Líffræðifélag Íslands - biologia.is
Líffræðiráðstefnan 2023
Höfundar / Authors: Stamatia-Maria Rapti (1), Zarko Urosevic (1), Erna Magnúsdóttir (1)
Starfsvettvangur / Affiliations: 1. Department of Anatomy and Biomedical Science, School of Health Sciences, University of Iceland.
Kynnir / Presenter: Erna Magnusdottir
Waldenström Macroglobulinemia (WM) is an incurable B-cell lymphoma with notable heterogeneity as cell phenotype ranges from B-cell to plasma cells. Further, BLIMP1 is a well-established transcription factor crucial for the plasma cell differentiation program.
To investigate BLIMP1's role in WM, we use the RPCI-WM1 cell line, which has been engineered to knockdown (KD) the endogenous BLIMP1 with a doxycycline-induced microRNA. The KD cell line was further engineered to rescue and overexpress BLIMP1 with a lentivirally delivered exogenous expression of a Destabilization Domain EGFP-BLIMP1. The exogenous protein is continuously degraded unless in the presence of Shield-1 molecule, which protects the protein from degradation.

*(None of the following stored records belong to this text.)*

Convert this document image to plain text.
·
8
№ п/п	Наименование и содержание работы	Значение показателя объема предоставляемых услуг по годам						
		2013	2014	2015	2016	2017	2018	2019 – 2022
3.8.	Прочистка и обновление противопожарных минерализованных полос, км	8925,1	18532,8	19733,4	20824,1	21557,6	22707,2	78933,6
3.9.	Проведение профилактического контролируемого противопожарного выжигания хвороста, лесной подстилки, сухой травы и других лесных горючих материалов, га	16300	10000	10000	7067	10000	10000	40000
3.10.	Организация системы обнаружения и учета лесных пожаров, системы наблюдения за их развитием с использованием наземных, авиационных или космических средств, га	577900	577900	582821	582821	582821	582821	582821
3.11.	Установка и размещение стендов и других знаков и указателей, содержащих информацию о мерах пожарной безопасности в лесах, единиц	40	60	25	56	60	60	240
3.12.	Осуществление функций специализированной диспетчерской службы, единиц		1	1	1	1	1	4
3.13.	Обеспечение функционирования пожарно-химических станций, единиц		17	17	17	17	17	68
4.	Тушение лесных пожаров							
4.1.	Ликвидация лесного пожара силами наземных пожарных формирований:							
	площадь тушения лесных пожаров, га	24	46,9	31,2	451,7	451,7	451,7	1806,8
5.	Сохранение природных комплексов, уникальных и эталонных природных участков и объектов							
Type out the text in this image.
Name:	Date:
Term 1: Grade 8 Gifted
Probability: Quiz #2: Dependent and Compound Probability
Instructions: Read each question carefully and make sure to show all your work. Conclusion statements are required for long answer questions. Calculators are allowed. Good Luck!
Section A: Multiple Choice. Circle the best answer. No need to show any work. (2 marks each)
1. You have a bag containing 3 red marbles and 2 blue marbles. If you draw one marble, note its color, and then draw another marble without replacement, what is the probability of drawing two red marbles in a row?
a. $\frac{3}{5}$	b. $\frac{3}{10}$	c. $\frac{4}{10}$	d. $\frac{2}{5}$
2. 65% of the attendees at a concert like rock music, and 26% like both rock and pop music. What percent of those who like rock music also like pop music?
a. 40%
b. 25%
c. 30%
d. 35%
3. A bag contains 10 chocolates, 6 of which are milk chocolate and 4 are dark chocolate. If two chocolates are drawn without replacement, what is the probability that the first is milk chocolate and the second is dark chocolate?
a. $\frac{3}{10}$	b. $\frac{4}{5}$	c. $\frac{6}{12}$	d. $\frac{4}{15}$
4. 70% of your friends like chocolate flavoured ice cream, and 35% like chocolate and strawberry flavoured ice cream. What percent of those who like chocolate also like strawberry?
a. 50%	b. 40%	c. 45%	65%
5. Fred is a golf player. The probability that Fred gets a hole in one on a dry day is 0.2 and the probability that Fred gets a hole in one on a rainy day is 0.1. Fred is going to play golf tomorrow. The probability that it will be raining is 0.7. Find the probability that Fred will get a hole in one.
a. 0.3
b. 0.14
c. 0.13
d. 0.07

Our experiments show that induced KD of BLIMP1 leads to increased double-strand breaks, and on day 6 there all dead. To elucidate the impact of different BLIMP1 levels on cell cycle and cell death, we use EdU, a thymidine analog incorporated into newly synthesized DNA during replication. Our experiments show that 48hr induction of the BLIMP1 KD cell line, 62%±3.6 of the cells are in G1 and 20%±1.5 are apoptotic versus 54%±2.5 and 5.9%±0.1 respectively in control cells. In contrast, when we overexpress BLIMP1, 42.5%±5 of cells are in the S-phase versus 29%±2.6 in the control.
We aim to examine BLIMP1 levels across the cell cycle and validate our hypothesis that increased BLIMP1 expression enhances proliferation and cell survival in other WM cell lines.